According to Shi Jianzhong, a law professor at the China University of Political Science and Law, “corresponding liability” involves various types of responsibility and methods of bearing responsibility, but the clause is not very clear or definite. The unclear wording will increase the cost of making claims, meaning consumer rights are poorly protected. Shi said corresponding liability includes, but is not limited to supplementary liability, and it even includes joint liability. From a legal perspective, he added, the revision does amount to progress.  

Consumer Rights 
According to Liu Kaixiang, the new E-commerce Law draws on other legal clauses when judgments of specific cases are involved. Liu says the law weighs the liability of both platforms and vendors and highlights consumer rights.  

It stipulates that platforms should establish complete credit systems and should not delete any comments from consumers. Meanwhile, platforms should display search results for commodities and clearly label products of paid listings as advertisements. In addition, internet payment platforms should be held accountable when consumers suffer a loss from transactions due to payment instruction errors. 

The law also requires platform operators to strictly abide by laws and regulations when accessing and using the personal information of users, placing emphasis on consumer privacy. Operators are prohibited from commercial acts of tie-in sales and cannot assume the consent of users. 

Platform operators could face a penalty of between 500,000 yuan (US$73,000) and two million yuan (US$290,000) for unreasonably restricting transactions on platforms, or failing to take necessary steps against intellectual property infringement by vendors on their platforms in cases they are aware of or should be aware of. E-commerce platforms face fines of up to 500,000 yuan (US$74,626.9) if they delete negative reviews on products sold on their platforms. 

“E-commerce involves many fields and loopholes will naturally emerge if the market is under the regulation of a single law,” Li Yongjian, an internet economy researcher with the Chinese Academy of Social Sciences, told NewsChina. He said that although the E-commerce Law focuses on the retail market, it actually applies to virtually all fields in the sector. Products and services sold on the platform are both regulated in the same way, without attention to their variety and difference. 

The law has vague clauses concerning the responsibilities of takeout food platforms and ride-hailing platforms, which are highly likely to result in disputes. But Li says when disputes arise, the law has a limited legal reference value and the supervision and penalties have to be conducted in line with related laws by related agencies. 

In terms of rights, the current clauses in the E-commerce Law are apparently not useful to solve the bulk of complicated disputes. There is consensus to encourage the establishment of third-party dispute settlement agencies and the platform’s own dispute settlement mechanisms. 

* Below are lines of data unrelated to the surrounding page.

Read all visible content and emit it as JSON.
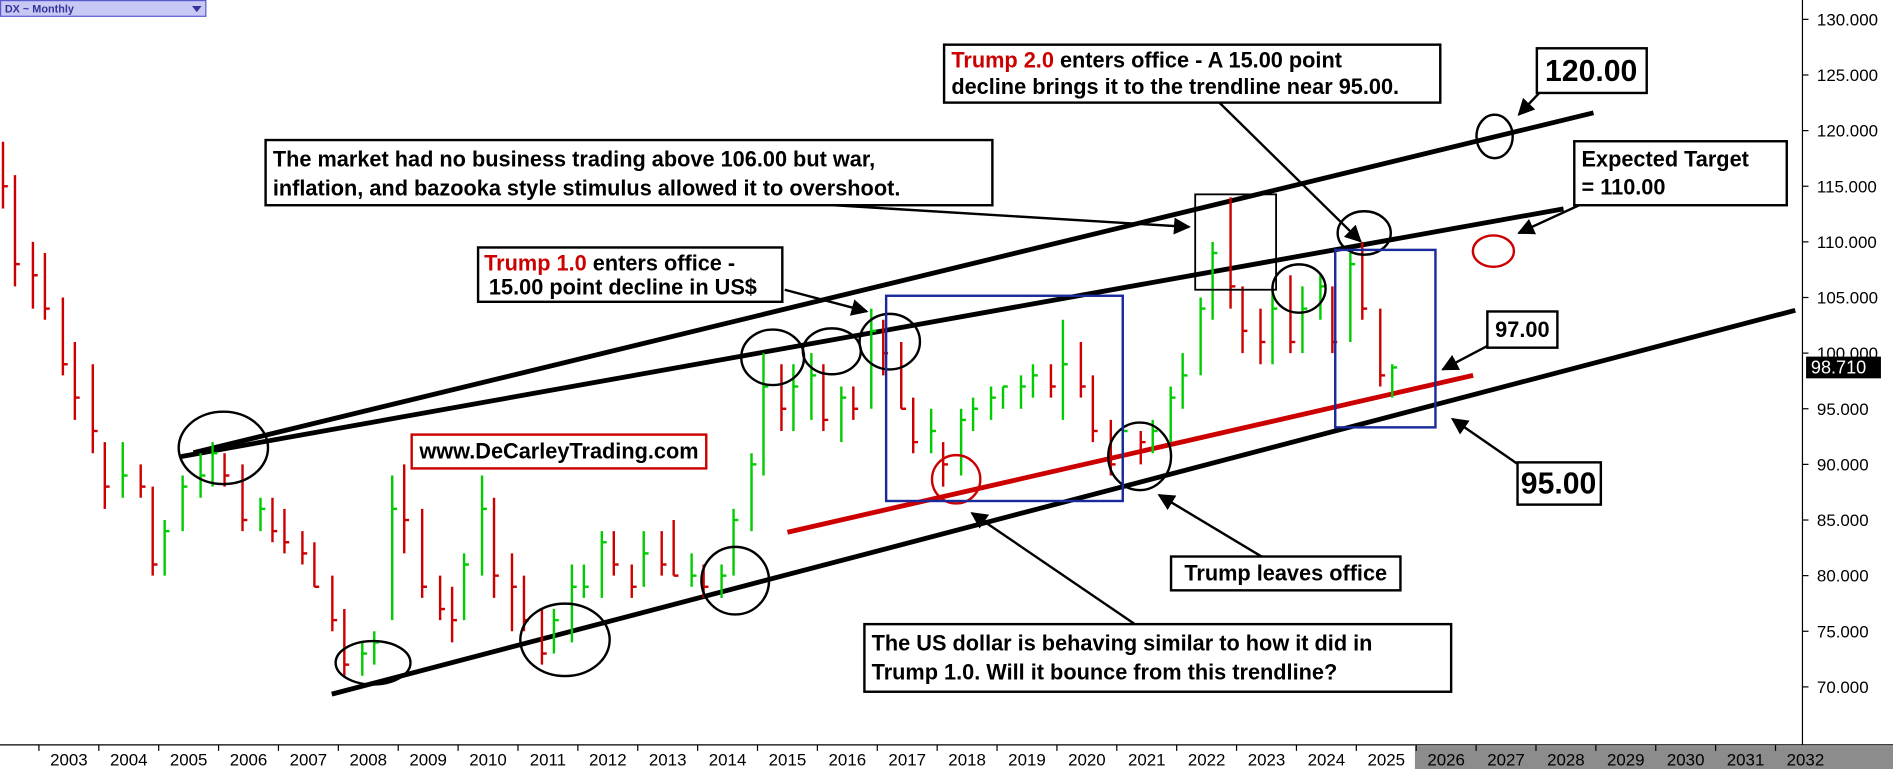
{
  "chart_data": {
    "type": "ohlc",
    "title": "DX ~ Monthly",
    "x": [
      2002.4,
      2002.6,
      2002.9,
      2003.1,
      2003.4,
      2003.6,
      2003.9,
      2004.1,
      2004.4,
      2004.7,
      2004.9,
      2005.1,
      2005.4,
      2005.7,
      2005.9,
      2006.1,
      2006.4,
      2006.7,
      2006.9,
      2007.1,
      2007.4,
      2007.6,
      2007.9,
      2008.1,
      2008.4,
      2008.6,
      2008.9,
      2009.1,
      2009.4,
      2009.7,
      2009.9,
      2010.1,
      2010.4,
      2010.6,
      2010.9,
      2011.1,
      2011.4,
      2011.6,
      2011.9,
      2012.1,
      2012.4,
      2012.6,
      2012.9,
      2013.1,
      2013.4,
      2013.6,
      2013.9,
      2014.1,
      2014.4,
      2014.6,
      2014.9,
      2015.1,
      2015.4,
      2015.6,
      2015.9,
      2016.1,
      2016.4,
      2016.6,
      2016.9,
      2017.1,
      2017.4,
      2017.6,
      2017.9,
      2018.1,
      2018.4,
      2018.6,
      2018.9,
      2019.1,
      2019.4,
      2019.6,
      2019.9,
      2020.1,
      2020.4,
      2020.6,
      2020.9,
      2021.1,
      2021.4,
      2021.6,
      2021.9,
      2022.1,
      2022.4,
      2022.6,
      2022.9,
      2023.1,
      2023.4,
      2023.6,
      2023.9,
      2024.1,
      2024.4,
      2024.6,
      2024.9,
      2025.1,
      2025.4,
      2025.6
    ],
    "high": [
      119,
      116,
      110,
      109,
      105,
      101,
      99,
      92,
      92,
      90,
      88,
      85,
      89,
      91,
      92,
      91,
      90,
      87,
      87,
      86,
      84,
      83,
      80,
      77,
      74,
      75,
      89,
      90,
      86,
      80,
      79,
      82,
      89,
      87,
      82,
      80,
      77,
      77,
      81,
      81,
      84,
      84,
      81,
      84,
      84,
      85,
      82,
      81,
      81,
      86,
      91,
      100,
      99,
      99,
      100,
      99,
      97,
      97,
      104,
      103,
      101,
      96,
      95,
      92,
      95,
      96,
      97,
      97,
      98,
      99,
      99,
      103,
      101,
      98,
      94,
      94,
      93,
      94,
      97,
      100,
      105,
      110,
      114,
      106,
      104,
      106,
      107,
      106,
      107,
      106,
      109,
      110,
      104,
      99
    ],
    "low": [
      113,
      106,
      104,
      103,
      98,
      94,
      91,
      86,
      87,
      87,
      80,
      80,
      84,
      87,
      88,
      88,
      84,
      84,
      83,
      82,
      81,
      79,
      75,
      71,
      71,
      72,
      76,
      82,
      78,
      76,
      74,
      76,
      80,
      78,
      75,
      75,
      72,
      73,
      74,
      78,
      78,
      80,
      78,
      79,
      80,
      80,
      79,
      78,
      78,
      80,
      84,
      89,
      93,
      93,
      94,
      93,
      92,
      94,
      95,
      98,
      95,
      91,
      91,
      88,
      89,
      93,
      94,
      95,
      95,
      96,
      96,
      94,
      96,
      92,
      89,
      89,
      90,
      91,
      92,
      95,
      98,
      103,
      104,
      100,
      99,
      99,
      100,
      100,
      103,
      100,
      101,
      103,
      97,
      96
    ],
    "close": [
      115,
      108,
      107,
      104,
      99,
      96,
      93,
      88,
      89,
      88,
      81,
      84,
      88,
      89,
      91,
      89,
      85,
      86,
      84,
      83,
      82,
      79,
      76,
      72,
      73,
      74,
      86,
      85,
      79,
      77,
      76,
      81,
      86,
      80,
      79,
      76,
      73,
      76,
      79,
      79,
      83,
      81,
      79,
      82,
      81,
      80,
      80,
      79,
      80,
      85,
      90,
      97,
      95,
      97,
      98,
      94,
      96,
      95,
      102,
      100,
      95,
      92,
      93,
      90,
      94,
      95,
      96,
      97,
      97,
      98,
      97,
      99,
      97,
      93,
      90,
      93,
      92,
      93,
      96,
      98,
      104,
      109,
      106,
      102,
      101,
      104,
      101,
      104,
      106,
      101,
      108,
      104,
      98,
      98.71
    ],
    "up_color": "#00cc00",
    "down_color": "#cc0000",
    "last_value": {
      "value": 98.71,
      "label": "98.710"
    },
    "xlim": [
      2002.35,
      2032.45
    ],
    "xticks": [
      2003,
      2004,
      2005,
      2006,
      2007,
      2008,
      2009,
      2010,
      2011,
      2012,
      2013,
      2014,
      2015,
      2016,
      2017,
      2018,
      2019,
      2020,
      2021,
      2022,
      2023,
      2024,
      2025,
      2026,
      2027,
      2028,
      2029,
      2030,
      2031,
      2032
    ],
    "ylim": [
      64.79,
      131.74
    ],
    "yticks": [
      {
        "value": 70,
        "label": "70.000"
      },
      {
        "value": 75,
        "label": "75.000"
      },
      {
        "value": 80,
        "label": "80.000"
      },
      {
        "value": 85,
        "label": "85.000"
      },
      {
        "value": 90,
        "label": "90.000"
      },
      {
        "value": 95,
        "label": "95.000"
      },
      {
        "value": 100,
        "label": "100.000"
      },
      {
        "value": 105,
        "label": "105.000"
      },
      {
        "value": 110,
        "label": "110.000"
      },
      {
        "value": 115,
        "label": "115.000"
      },
      {
        "value": 120,
        "label": "120.000"
      },
      {
        "value": 125,
        "label": "125.000"
      },
      {
        "value": 130,
        "label": "130.000"
      }
    ],
    "trendlines": [
      {
        "x": [
          2005.58,
          2028.96
        ],
        "y": [
          91.05,
          121.6
        ],
        "color": "#000000"
      },
      {
        "x": [
          2005.37,
          2028.46
        ],
        "y": [
          90.7,
          112.97
        ],
        "color": "#000000"
      },
      {
        "x": [
          2007.89,
          2032.33
        ],
        "y": [
          69.35,
          103.85
        ],
        "color": "#000000"
      },
      {
        "x": [
          2015.5,
          2026.95
        ],
        "y": [
          83.9,
          98.0
        ],
        "color": "#cc0000"
      }
    ],
    "annotations": [
      {
        "lines": [
          "The market had no business trading above 106.00 but war,",
          "inflation, and bazooka style stimulus allowed it to overshoot."
        ]
      },
      {
        "highlight": "Trump 1.0",
        "lines": [
          " enters office -",
          "15.00 point decline in US$"
        ]
      },
      {
        "highlight": "Trump 2.0",
        "lines": [
          " enters office - A 15.00 point",
          "decline brings it to the trendline near 95.00."
        ]
      },
      {
        "lines": [
          "120.00"
        ]
      },
      {
        "lines": [
          "Expected Target",
          "= 110.00"
        ]
      },
      {
        "lines": [
          "97.00"
        ]
      },
      {
        "lines": [
          "95.00"
        ]
      },
      {
        "lines": [
          "www.DeCarleyTrading.com"
        ]
      },
      {
        "lines": [
          "Trump leaves office"
        ]
      },
      {
        "lines": [
          "The US dollar is behaving similar to how it did in",
          "Trump 1.0. Will it bounce from this trendline?"
        ]
      }
    ]
  }
}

According to a recent report released by China’s Ministry of Commerce, e-commerce trade amounted to 29.16 trillion yuan (US$4.26t) in 2017, an increase of 11.7 percent year-on-year. Statistics from www.100EC.cn, an online sales dispute settlement platform, showed that alongside China’s expanding e-commerce market, disputes between consumers and platforms or vendors have been on the rise – complaints about retail e-commerce accounted for more than 60 percent of total e-commerce complaints in the first half of 2018. 

“Most e-commerce disputes can be solved by platform self-regulation mechanisms after negotiations, so we wouldn’t need to waste judicial resources,” Li Yongjian said. He suggested the government establish social welfare institutions to take care of disputes and encourage e-commerce platforms to set up three-party mediation mechanisms such as the dispute settlement mechanism on Alibaba’s Taobao, China’s dominant e-commerce platform. 

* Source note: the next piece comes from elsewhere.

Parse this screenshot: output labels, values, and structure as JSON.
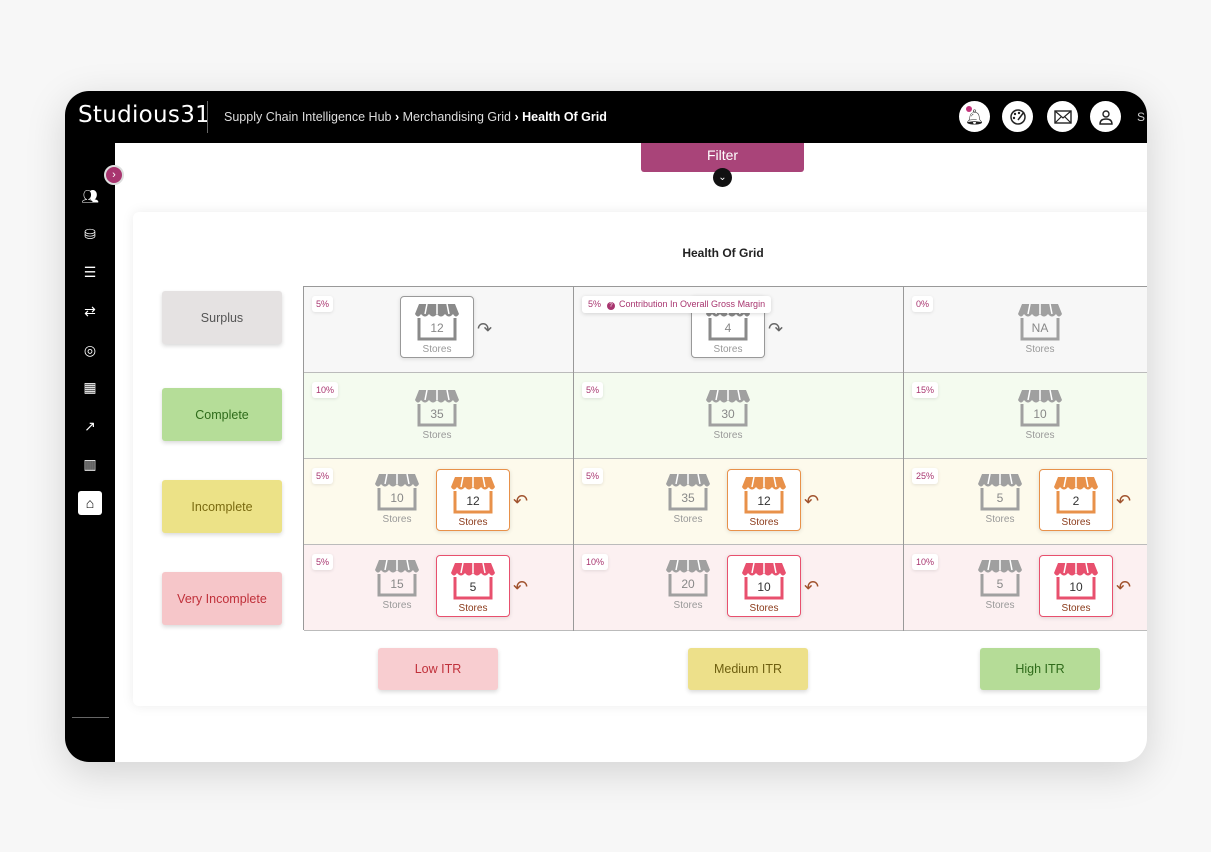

“Most clauses in the E-commerce Law are not mandatory, so their effectiveness in solving disputes will be limited,” Liu Kaixiang said. “The e-commerce sector involves many departments, laws and regulations, and it’s difficult to coordinate the interests of all of them. That’s why it is impossible to make the law comprehensive. The only hope we have for the law is its role in guiding the sound and orderly development of the sector.”